Outra promessa que pode ter custo elevado é a de descentralizar a administração, espalhando os ministérios (que no México se chamam secretarias, como nos EUA) pelos 32 Estados do país. Ele promete ainda muitas obras, sobretudo no sul, que se mantém mais pobre, já que o norte se industrializou com o livre comércio com os EUA.

Seja como for, os mexicanos querem mudança, e é isso o que AMLO encarna, explica Ortega. Os eleitores experimentaram o PAN (Partido da Ação Nacional), que governou entre 2000 e 2012, quebrando a hegemonia do PRI, e também se decepcionaram. “Se for para colocar lá alguém que rouba, que seja ao menos quem faz alguma coisa”, foi a conclusão dos eleitores, segundo o pesquisador. Isso os levou a reeleger o PRI de Peña Nieto em 2012.

Decepcionados mais uma vez, decidiram partir para algo mais radical. E que não deixa de ser conhecido: nesses 13 anos como “eterno candidato”, AMLO percorreu todos os 2.464 municípios mexicanos. Agora com 64 anos, adotou o slogan “amor y paz” (que lembra o “Lulinha paz e amor de 2002), para afastar a imagem de radical.

Ainda que se revele um lobo em pele de cordeiro, e queira reverter as reformas constitucionais, num primeiro momento AMLO não deverá ter apoio necessário para isso, prevê Ortega: para modificar a Constituição são necessários dois terços dos votos na Câmara e no Senado, e ainda por cima a ratificação de metade mais uma das 32 assembleias estaduais. Bem mais difícil que no Brasil, por exemplo.

Isso torna ainda mais admirável o feito de Peña Nieto, que incluiu também a reforma nas telecomunicações, que introduziu uma verdadeira concorrência entre as empresas e baixou os preços da telefonia e da internet. Nenhum outro presidente tinha conseguido fazer reformas constitucionais no México democrático, ou seja, a partir dos anos 80.

Pelas projeções de Ortega, a aliança liderada por AMLO terá maioria simples, e ficará muito longe de controlar 17 assembleias legislativas. Para conseguir a maioria de três quartos, ele teria de atrair partidos de alianças adversárias. O que não é impossível, mas vai requerer muita habilidade política, analisa Ortega. E dentro de três anos haverá novas eleições para a Câmara dos Deputados (para o Senado, só daqui a seis).

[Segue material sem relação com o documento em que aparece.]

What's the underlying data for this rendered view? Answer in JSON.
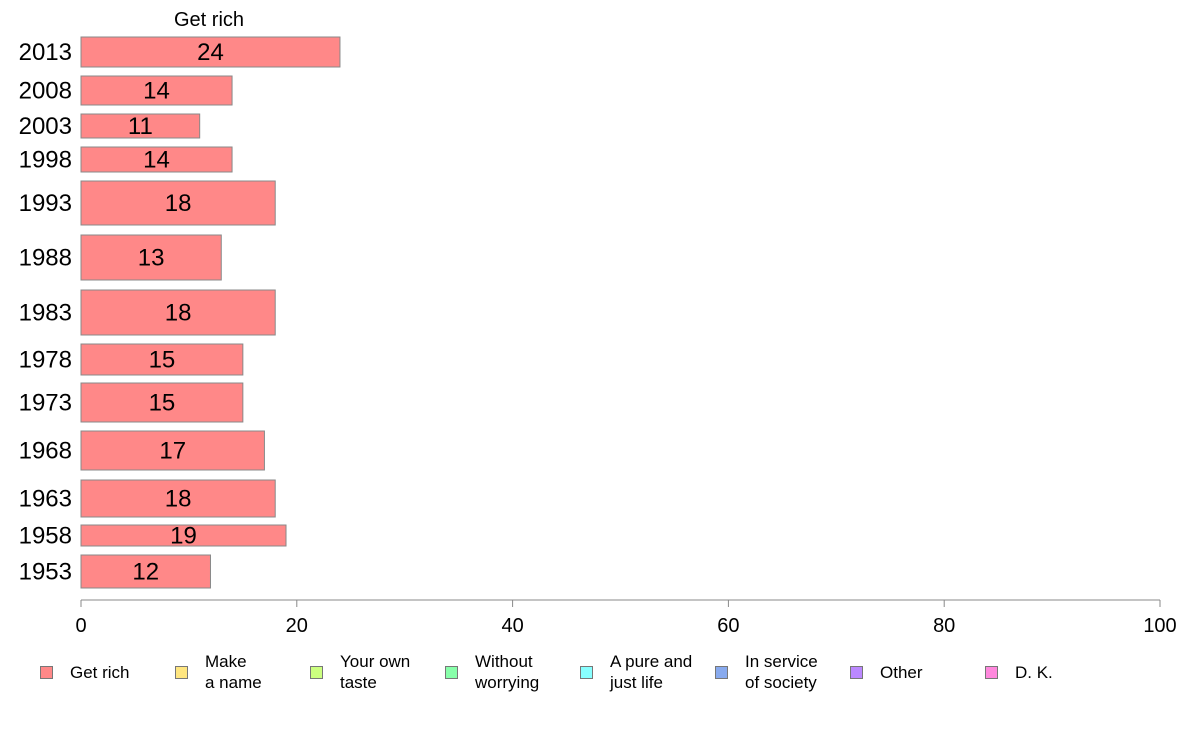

Quanto à Copa do Mundo, ela não teve uma influência direta sobre as eleições, afirma Alberto Aguirre, repórter do jornal El Economista. Mas beneficiou indiretamente a AMLO. “Desde que começou o torneio, as pessoas deixaram de dar atenção às campanhas. Isso afetou aos que estavam disputando o segundo lugar, enquanto AMLO continuava sem ser ameaçado em sua posição de liderança.”

De acordo com as pesquisas, AMLO tem entre 48% e 52% das intenções de votos. Isso é mais ou menos a soma dos votos dos outros três candidatos somados. José Antonio Meade, candidato do governo, em segundo lugar com 20% a 25%, chegou a declarar, depois da goleada da Suécia sobre o México, que “a derrota serve de aprendizagem”. Com certeza, pelo menos as derrotas de AMLO serviram.